Daí nasceu a expressão “o pulo do gato”, para alertar de que nem tudo deve ser ensinado ao aprendiz, sob pena de amanhã ele pretender substituir o mestre. Também daí se originou a figura da “Dona Onça” e esta imensa e enfadonha introdução é justamente para falar do “Bar da Dona Onça” (Avenida Ipiranga, 200 – lojas 27/29) que, aliás, não tem esse nome por causa da fábula e sim em razão do apelido do marido da dona. Pois é, voltamos ao velho centro da cidade!

Quando projetou o Edifício Copan nos anos 50, Oscar Niemeyer certamente ainda não sabia que o seu prédio de conceito arquitetônico revolucionário, projetado para lembrar a bandeira paulista tremulando, iria abrigar no andar térreo um bar tão interessante. A começar da decoração, mezzo moderna / mezzo nostálgica, aproveitando as estruturas do sexagenário salão. A cozinha fica no mezanino e o vidro que a separa do resto do ambiente nos permite ver os artistas trabalhando. E dali saem maravilhas! Os petiscos são de matar de emoção! Filé a parmegiana aperitivo, sardinhas espalmadas (empanada só na farinha de trigo), o classicão coquetel de camarão, moelinhas de frango ao molho, lingüiças artesanais, almôndegas à moda antiga e uma “mini-rabada” que, para mim, é uma das coisas mais bem feitas e saborosas que já experimentei num bar.

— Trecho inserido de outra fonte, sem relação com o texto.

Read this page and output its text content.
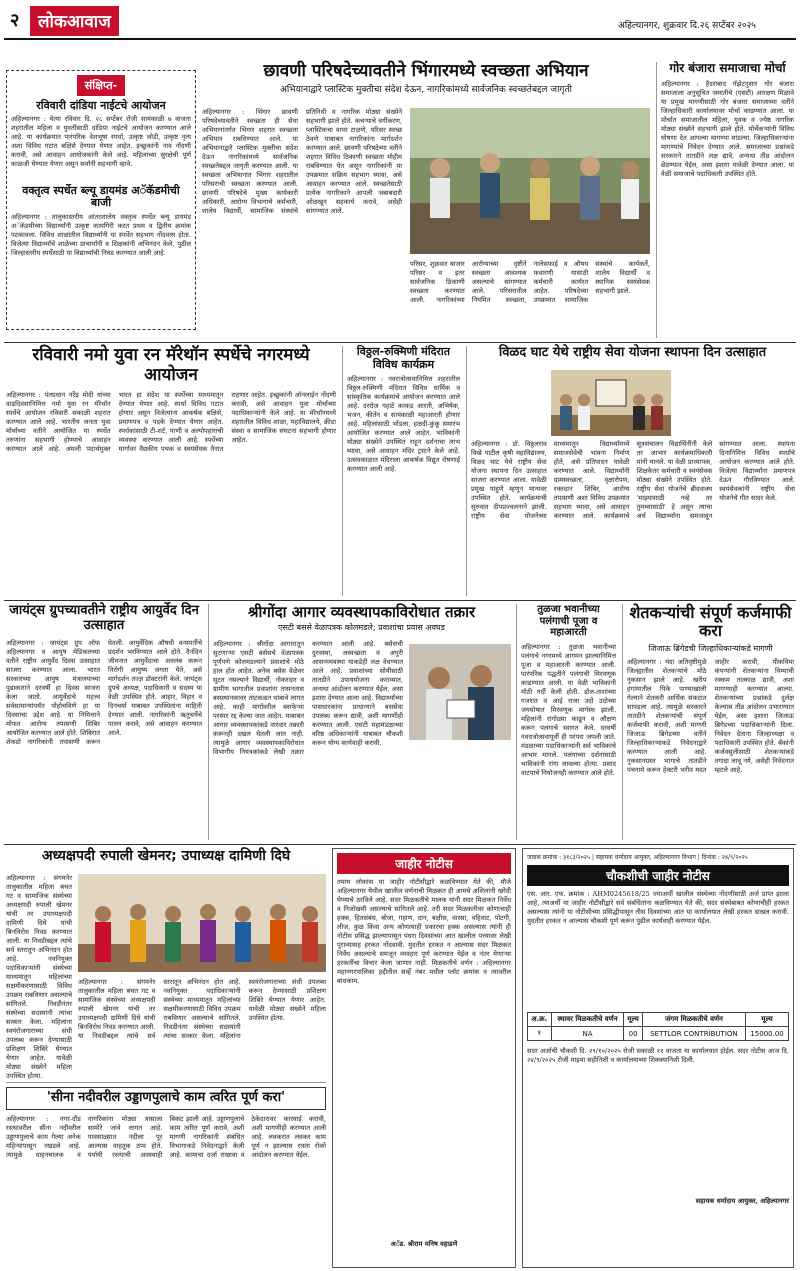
२	लोकआवाज	अहिल्यानगर, शुक्रवार दि.२६ सप्टेंबर २०२५
संक्षिप्त-
रविवारी दांडिया नाईटचे आयोजन
अहिल्यानगर : येत्या रविवार दि. २८ सप्टेंबर रोजी सायंकाळी ७ वाजता शहरातील महिला व युवतींसाठी दांडिया नाईटचे आयोजन करण्यात आले आहे. या कार्यक्रमात पारंपरिक वेशभूषा स्पर्धा, उत्कृष्ट जोडी, उत्कृष्ट नृत्य अशा विविध गटात बक्षिसे देण्यात येणार आहेत. इच्छुकांनी नाव नोंदणी करावी, असे आवाहन आयोजकांनी केले आहे. महिलांच्या सुरक्षेची पूर्ण काळजी घेण्यात येणार असून सर्वांनी सहभागी व्हावे.
वक्तृत्व स्पर्धेत ब्ल्यू डायमंड अॅकॅडमीची बाजी
अहिल्यानगर : तालुकास्तरीय आंतरशालेय वक्तृत्व स्पर्धेत ब्ल्यू डायमंड अॅकॅडमीच्या विद्यार्थ्यांनी उत्कृष्ट कामगिरी करत प्रथम व द्वितीय क्रमांक पटकावला. विविध शाळांतील विद्यार्थ्यांनी या स्पर्धेत सहभाग नोंदवला होता. विजेत्या विद्यार्थ्यांचे शाळेच्या प्राचार्यांनी व शिक्षकांनी अभिनंदन केले. पुढील जिल्हास्तरीय स्पर्धेसाठी या विद्यार्थ्यांची निवड करण्यात आली आहे.
छावणी परिषदेच्यावतीने भिंगारमध्ये स्वच्छता अभियान
अभियानाद्वारे प्लास्टिक मुक्तीचा संदेश देऊन, नागरिकांमध्ये सार्वजनिक स्वच्छतेबद्दल जागृती
अहिल्यानगर : भिंगार छावणी परिषदेच्यावतीने स्वच्छता ही सेवा अभियानांतर्गत भिंगार शहरात स्वच्छता अभियान राबविण्यात आले. या अभियानाद्वारे प्लास्टिक मुक्तीचा संदेश देऊन नागरिकांमध्ये सार्वजनिक स्वच्छतेबद्दल जागृती करण्यात आली. या स्वच्छता अभियानात भिंगार शहरातील परिसराची स्वच्छता करण्यात आली. छावणी परिषदेचे मुख्य कार्यकारी अधिकारी, आरोग्य विभागाचे कर्मचारी, शालेय विद्यार्थी, सामाजिक संस्थांचे प्रतिनिधी व नागरिक मोठ्या संख्येने सहभागी झाले होते. कचऱ्याचे वर्गीकरण, प्लास्टिकचा वापर टाळणे, परिसर स्वच्छ ठेवणे याबाबत नागरिकांना मार्गदर्शन करण्यात आले. छावणी परिषदेच्या वतीने शहरात विविध ठिकाणी स्वच्छता मोहीम राबविण्यात येत असून नागरिकांनी या उपक्रमात सक्रिय सहभाग घ्यावा, असे आवाहन करण्यात आले. स्वच्छतेसाठी प्रत्येक नागरिकाने आपली जबाबदारी ओळखून सहकार्य करावे, असेही सांगण्यात आले.
परिसर, शुक्रवार बाजार परिसर व इतर सार्वजनिक ठिकाणी स्वच्छता करण्यात आली. नागरिकांच्या आरोग्याच्या दृष्टीने स्वच्छता आवश्यक असल्याचे सांगण्यात आले. परिसरातील नियमित स्वच्छता, नालेसफाई व औषध फवारणी यासाठी कर्मचारी कार्यरत आहेत. परिषदेच्या उपक्रमात सामाजिक संस्थांचे कार्यकर्ते, शालेय विद्यार्थी व स्थानिक स्वयंसेवक सहभागी झाले.
गोर बंजारा समाजाचा मोर्चा
अहिल्यानगर : हैदराबाद गॅझेटनुसार गोर बंजारा समाजाला अनुसूचित जमातीचे (एसटी) आरक्षण मिळावे या प्रमुख मागणीसाठी गोर बंजारा समाजाच्या वतीने जिल्हाधिकारी कार्यालयावर मोर्चा काढण्यात आला. या मोर्चात समाजातील महिला, युवक व ज्येष्ठ नागरिक मोठ्या संख्येने सहभागी झाले होते. मोर्चेकऱ्यांनी विविध घोषणा देत आपल्या मागण्या मांडल्या. जिल्हाधिकाऱ्यांना मागण्यांचे निवेदन देण्यात आले. समाजाच्या प्रश्नांकडे सरकारने तातडीने लक्ष द्यावे, अन्यथा तीव्र आंदोलन छेडण्यात येईल, असा इशारा यावेळी देण्यात आला. या वेळी समाजाचे पदाधिकारी उपस्थित होते.
रविवारी नमो युवा रन मॅरेथॉन स्पर्धेचे नगरमध्ये आयोजन
अहिल्यानगर : पंतप्रधान नरेंद्र मोदी यांच्या वाढदिवसानिमित्त नमो युवा रन मॅरेथॉन स्पर्धेचे आयोजन रविवारी सकाळी शहरात करण्यात आले आहे. भारतीय जनता युवा मोर्चाच्या वतीने आयोजित या स्पर्धेत तरुणांना सहभागी होण्याचे आवाहन करण्यात आले आहे. अंमली पदार्थमुक्त भारत हा संदेश या स्पर्धेच्या माध्यमातून देण्यात येणार आहे. स्पर्धा विविध गटात होणार असून विजेत्यांना आकर्षक बक्षिसे, प्रमाणपत्र व पदके देण्यात येणार आहेत. स्पर्धकांसाठी टी-शर्ट, पाणी व अल्पोपहाराची व्यवस्था करण्यात आली आहे. स्पर्धेच्या मार्गावर वैद्यकीय पथक व स्वयंसेवक तैनात राहणार आहेत. इच्छुकांनी ऑनलाईन नोंदणी करावी, असे आवाहन युवा मोर्चाच्या पदाधिकाऱ्यांनी केले आहे. या मॅरेथॉनमध्ये शहरातील विविध शाळा, महाविद्यालये, क्रीडा संस्था व सामाजिक संघटना सहभागी होणार आहेत.
विठ्ठल-रुक्मिणी मंदिरात विविध कार्यक्रम
अहिल्यानगर : नवरात्रोत्सवानिमित्त शहरातील विठ्ठल-रुक्मिणी मंदिरात विविध धार्मिक व सांस्कृतिक कार्यक्रमांचे आयोजन करण्यात आले आहे. दररोज पहाटे काकड आरती, अभिषेक, भजन, कीर्तन व सायंकाळी महाआरती होणार आहे. महिलांसाठी भोंडला, हळदी-कुंकू समारंभ आयोजित करण्यात आले आहेत. भाविकांनी मोठ्या संख्येने उपस्थित राहून दर्शनाचा लाभ घ्यावा, असे आवाहन मंदिर ट्रस्टने केले आहे. उत्सवकाळात मंदिराला आकर्षक विद्युत रोषणाई करण्यात आली आहे.
विळद घाट येथे राष्ट्रीय सेवा योजना स्थापना दिन उत्साहात
अहिल्यानगर : डॉ. विठ्ठलराव विखे पाटील कृषी महाविद्यालय, विळद घाट येथे राष्ट्रीय सेवा योजना स्थापना दिन उत्साहात साजरा करण्यात आला. यावेळी प्रमुख पाहुणे म्हणून मान्यवर उपस्थित होते. कार्यक्रमाची सुरुवात दीपप्रज्वलनाने झाली. राष्ट्रीय सेवा योजनेच्या माध्यमातून विद्यार्थ्यांमध्ये समाजसेवेची भावना निर्माण होते, असे प्रतिपादन यावेळी करण्यात आले. विद्यार्थ्यांनी ग्रामस्वच्छता, वृक्षारोपण, रक्तदान शिबिर, आरोग्य तपासणी अशा विविध उपक्रमांत सहभाग घ्यावा, असे आवाहन करण्यात आले. कार्यक्रमाचे सूत्रसंचालन विद्यार्थिनींनी केले तर आभार कार्यक्रमाधिकारी यांनी मानले. या वेळी प्राध्यापक, शिक्षकेतर कर्मचारी व स्वयंसेवक मोठ्या संख्येने उपस्थित होते. राष्ट्रीय सेवा योजनेचे ब्रीदवाक्य 'माझ्यासाठी नव्हे तर तुमच्यासाठी' हे असून त्याचा अर्थ विद्यार्थ्यांना समजावून सांगण्यात आला. स्थापना दिनानिमित्त विविध स्पर्धांचे आयोजन करण्यात आले होते. विजेत्या विद्यार्थ्यांना प्रमाणपत्र देऊन गौरविण्यात आले. स्वयंसेवकांनी राष्ट्रीय सेवा योजनेचे गीत सादर केले.
जायंट्स ग्रुपच्यावतीने राष्ट्रीय आयुर्वेद दिन उत्साहात
अहिल्यानगर : जायंट्स ग्रुप ऑफ अहिल्यानगर व आयुष मेडिकलच्या वतीने राष्ट्रीय आयुर्वेद दिवस उत्साहात साजरा करण्यात आला. भारत सरकारच्या आयुष मंत्रालयाच्या पुढाकाराने दरवर्षी हा दिवस साजरा केला जातो. आयुर्वेदाचे महत्त्व सर्वसामान्यांपर्यंत पोहोचविणे हा या दिवसाचा उद्देश आहे. या निमित्ताने मोफत आरोग्य तपासणी शिबिर आयोजित करण्यात आले होते. शिबिरात शेकडो नागरिकांनी तपासणी करून घेतली. आयुर्वेदिक औषधी वनस्पतींचे प्रदर्शन भरविण्यात आले होते. दैनंदिन जीवनात आयुर्वेदाचा अवलंब करून निरोगी आयुष्य जगता येते, असे मार्गदर्शन तज्ज्ञ डॉक्टरांनी केले. जायंट्स ग्रुपचे अध्यक्ष, पदाधिकारी व सदस्य या वेळी उपस्थित होते. आहार, विहार व दिनचर्या याबाबत उपस्थितांना माहिती देण्यात आली. नागरिकांनी ऋतुचर्येचे पालन करावे, असे आवाहन करण्यात आले.
श्रीगोंदा आगार व्यवस्थापकाविरोधात तक्रार
एसटी बससे वेळापत्रक कोलमडले; प्रवाशांचा प्रवास अवघड
अहिल्यानगर : श्रीगोंदा आगारातून सुटणाऱ्या एसटी बसेसचे वेळापत्रक पूर्णपणे कोलमडल्याने प्रवाशांचे मोठे हाल होत आहेत. अनेक बसेस वेळेवर सुटत नसल्याने विद्यार्थी, नोकरदार व ग्रामीण भागातील प्रवाशांना तासनतास बसस्थानकावर ताटकळत थांबावे लागत आहे. काही मार्गावरील बसफेऱ्या परस्पर रद्द केल्या जात आहेत. याबाबत आगार व्यवस्थापकांकडे वारंवार तक्रारी करूनही दखल घेतली जात नाही. त्यामुळे आगार व्यवस्थापकाविरोधात विभागीय नियंत्रकांकडे लेखी तक्रार करण्यात आली आहे. बसेसची दुरवस्था, अस्वच्छता व अपुरी आसनव्यवस्था याकडेही लक्ष वेधण्यात आले आहे. प्रवाशांच्या सोयीसाठी तातडीने उपाययोजना कराव्यात, अन्यथा आंदोलन करण्यात येईल, असा इशारा देण्यात आला आहे. विद्यार्थ्यांच्या पासधारकांना प्राधान्याने बससेवा उपलब्ध करून द्यावी, अशी मागणीही करण्यात आली. एसटी महामंडळाच्या वरिष्ठ अधिकाऱ्यांनी याबाबत चौकशी करून योग्य कार्यवाही करावी.
तुळजा भवानीच्या पलंगाची पूजा व महाआरती
अहिल्यानगर : तुळजा भवानीच्या पलंगाचे नगरमध्ये आगमन झाल्यानिमित्त पूजा व महाआरती करण्यात आली. पारंपरिक पद्धतीने पलंगाची मिरवणूक काढण्यात आली. या वेळी भाविकांनी मोठी गर्दी केली होती. ढोल-ताशांच्या गजरात व आई राजा उदो उदोच्या जयघोषात मिरवणूक मार्गस्थ झाली. महिलांनी रांगोळ्या काढून व औक्षण करून पलंगाचे स्वागत केले. दरवर्षी नवरात्रोत्सवापूर्वी ही परंपरा जपली जाते. मंडळाच्या पदाधिकाऱ्यांनी सर्व भाविकांचे आभार मानले. पलंगाच्या दर्शनासाठी भाविकांनी रांगा लावल्या होत्या. प्रसाद वाटपाचे नियोजनही करण्यात आले होते.
शेतकऱ्यांची संपूर्ण कर्जमाफी करा
जिजाऊ ब्रिगेडची जिल्हाधिकाऱ्यांकडे मागणी
अहिल्यानगर : यंदा अतिवृष्टीमुळे जिल्ह्यातील शेतकऱ्यांचे मोठे नुकसान झाले आहे. खरीप हंगामातील पिके पाण्याखाली गेल्याने शेतकरी आर्थिक संकटात सापडला आहे. त्यामुळे सरकारने तातडीने शेतकऱ्यांची संपूर्ण कर्जमाफी करावी, अशी मागणी जिजाऊ ब्रिगेडच्या वतीने जिल्हाधिकाऱ्यांकडे निवेदनाद्वारे करण्यात आली आहे. नुकसानग्रस्त भागाचे तातडीने पंचनामे करून हेक्टरी भरीव मदत जाहीर करावी, पीकविमा कंपन्यांनी शेतकऱ्यांना विम्याची रक्कम तात्काळ द्यावी, अशा मागण्याही करण्यात आल्या. शेतकऱ्यांच्या प्रश्नांकडे दुर्लक्ष केल्यास तीव्र आंदोलन उभारण्यात येईल, असा इशारा जिजाऊ ब्रिगेडच्या पदाधिकाऱ्यांनी दिला. निवेदन देताना जिल्हाध्यक्षा व पदाधिकारी उपस्थित होते. बँकांनी कर्जवसुलीसाठी शेतकऱ्यांकडे तगादा लावू नये, असेही निवेदनात म्हटले आहे.
अध्यक्षपदी रुपाली खेमनर; उपाध्यक्ष दामिणी दिघे
अहिल्यानगर : संगमनेर तालुकातील महिला बचत गट व सामाजिक संस्थेच्या अध्यक्षपदी रुपाली खेमनर यांची तर उपाध्यक्षपदी दामिणी दिघे यांची बिनविरोध निवड करण्यात आली. या निवडीबद्दल त्यांचे सर्व स्तरातून अभिनंदन होत आहे. नवनियुक्त पदाधिकाऱ्यांनी संस्थेच्या माध्यमातून महिलांच्या सक्षमीकरणासाठी विविध उपक्रम राबविणार असल्याचे सांगितले. निवडीनंतर संस्थेच्या सदस्यांनी त्यांचा सत्कार केला. महिलांना स्वयंरोजगाराच्या संधी उपलब्ध करून देण्यासाठी प्रशिक्षण शिबिरे घेण्यात येणार आहेत. यावेळी मोठ्या संख्येने महिला उपस्थित होत्या.
अहिल्यानगर : संगमनेर तालुकातील महिला बचत गट व सामाजिक संस्थेच्या अध्यक्षपदी रुपाली खेमनर यांची तर उपाध्यक्षपदी दामिणी दिघे यांची बिनविरोध निवड करण्यात आली. या निवडीबद्दल त्यांचे सर्व स्तरातून अभिनंदन होत आहे. नवनियुक्त पदाधिकाऱ्यांनी संस्थेच्या माध्यमातून महिलांच्या सक्षमीकरणासाठी विविध उपक्रम राबविणार असल्याचे सांगितले. निवडीनंतर संस्थेच्या सदस्यांनी त्यांचा सत्कार केला. महिलांना स्वयंरोजगाराच्या संधी उपलब्ध करून देण्यासाठी प्रशिक्षण शिबिरे घेण्यात येणार आहेत. यावेळी मोठ्या संख्येने महिला उपस्थित होत्या.
'सीना नदीवरील उड्डाणपुलाचे काम त्वरित पूर्ण करा'
अहिल्यानगर : नगर-दौंड रस्त्यावरील सीना नदीवरील उड्डाणपुलाचे काम गेल्या अनेक महिन्यांपासून रखडले आहे. त्यामुळे वाहनचालक व नागरिकांना मोठ्या त्रासाला सामोरे जावे लागत आहे. पावसाळ्यात नदीला पूर आल्यास वाहतूक ठप्प होते. पर्यायी रस्त्याची अवस्थाही बिकट झाली आहे. उड्डाणपुलाचे काम त्वरित पूर्ण करावे, अशी मागणी नागरिकांनी संबंधित विभागाकडे निवेदनाद्वारे केली आहे. कामाचा दर्जा राखावा व ठेकेदारावर कारवाई करावी, अशी मागणीही करण्यात आली आहे. लवकरात लवकर काम पूर्ण न झाल्यास रास्ता रोको आंदोलन करण्यात येईल.
जाहीर नोटीस
तमाम लोकांस या जाहीर नोटीसीद्वारे कळविण्यात येते की, मौजे अहिल्यानगर येथील खालील वर्णनाची मिळकत ही आमचे अशिलांनी खरेदी घेण्याचे ठरविले आहे. सदर मिळकतीचे मालक यांनी सदर मिळकत निर्वेध व निजोखमी असल्याचे सांगितले आहे. तरी सदर मिळकतीवर कोणाचाही हक्क, हितसंबंध, बोजा, गहाण, दान, बक्षीस, वारसा, वहिवाट, पोटगी, लीज, कुळ किंवा अन्य कोणत्याही प्रकारचा हक्क असल्यास त्यांनी ही नोटीस प्रसिद्ध झाल्यापासून पंधरा दिवसांच्या आत खालील पत्त्यावर लेखी पुराव्यासह हरकत नोंदवावी. मुदतीत हरकत न आल्यास सदर मिळकत निर्वेध असल्याचे समजून व्यवहार पूर्ण करण्यात येईल व नंतर येणाऱ्या हरकतींचा विचार केला जाणार नाही. मिळकतीचे वर्णन : अहिल्यानगर महानगरपालिका हद्दीतील सर्व्हे नंबर मधील प्लॉट क्रमांक व त्यावरील बांधकाम.
अॅड. श्रीराम मनिष वहाडणे
जावक क्रमांक : ३१८३/२०२५ | सहायक धर्मादाय आयुक्त, अहिल्यानगर विभाग | दिनांक : २४/९/२०२५
चौकशीची जाहीर नोटीस
एस. आर. एफ. क्रमांक : AHM0245618/25 ज्याअर्थी खालील संस्थेच्या नोंदणीसाठी अर्ज प्राप्त झाला आहे, त्याअर्थी या जाहीर नोटीसीद्वारे सर्व संबंधितांना कळविण्यात येते की, सदर संस्थेबाबत कोणाचीही हरकत असल्यास त्यांनी या नोटीसीच्या प्रसिद्धीपासून तीस दिवसांच्या आत या कार्यालयात लेखी हरकत दाखल करावी. मुदतीत हरकत न आल्यास चौकशी पूर्ण करून पुढील कार्यवाही करण्यात येईल.
अ.क्र.	स्थावर मिळकतीचे वर्णन	मूल्य	जंगम मिळकतीचे वर्णन	मूल्य
१	NA	00	SETTLOR CONTRIBUTION	15000.00
सदर अर्जाची चौकशी दि. २९/१०/२०२५ रोजी सकाळी ११ वाजता या कार्यालयात होईल. सदर नोटीस आज दि. २४/९/२०२५ रोजी माझ्या सहीनिशी व कार्यालयाच्या शिक्क्यानिशी दिली.
सहायक धर्मादाय आयुक्त, अहिल्यानगर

Os pratos também são absolutamente originais e bem realizados. Leiam esse parágrafo com moderação e procurem não babar. Cazuela de frutos do mar à espanhola, Camarão com chuchu e farofa de ovos, arroz de suã (para quem não sabe, a coluna vertebral do porco, com pedaços do lombo), carne moída refogada com azeitona e ovo, frango com quiabo, porco à milanesa com purê de batatas e alho negro, dobradinha e língua de boi ao molho madeira, são apenas alguns exemplos do extenso e inusitado cardápio. A chef e proprietária do pedaço, Janaina Rueda, explica que começou a cozinhar para o marido, Jefferson Rueda (também chef e proprietário do ótimo restaurante Pomodori, no Itaim), para que este não precisasse cozinhar em casa, depois do trabalho. E gosta de cozinhar tudo na panela de pressão, o que parecia ser um crime culinário para mim. Ela provou que não é, mas o “pulo do gato” eu não sei. De quebra, o cardápio ainda tem ótimas sopas (a de cebola com músculo me parece uma ótima pedida) e as massas artesanais e excelentes do restaurante do maridão. É um templo de louvor à culinária simples e caseira, levado às últimas conseqüências.

Para fechar, o bar tem uma ótima carta de cervejas, com 26 rótulos e ótimas sobremesas. Nem precisava (ou melhor, precisava sim!). O grande pensador Voltaire dizia que “não há prazeres verdadeiros senão com necessidades verdadeiras”. Acreditem, depois da primeira visita que é um grande prazer aos sentidos, voltar ao Bar da Dona Onça se transforma em necessidade!!!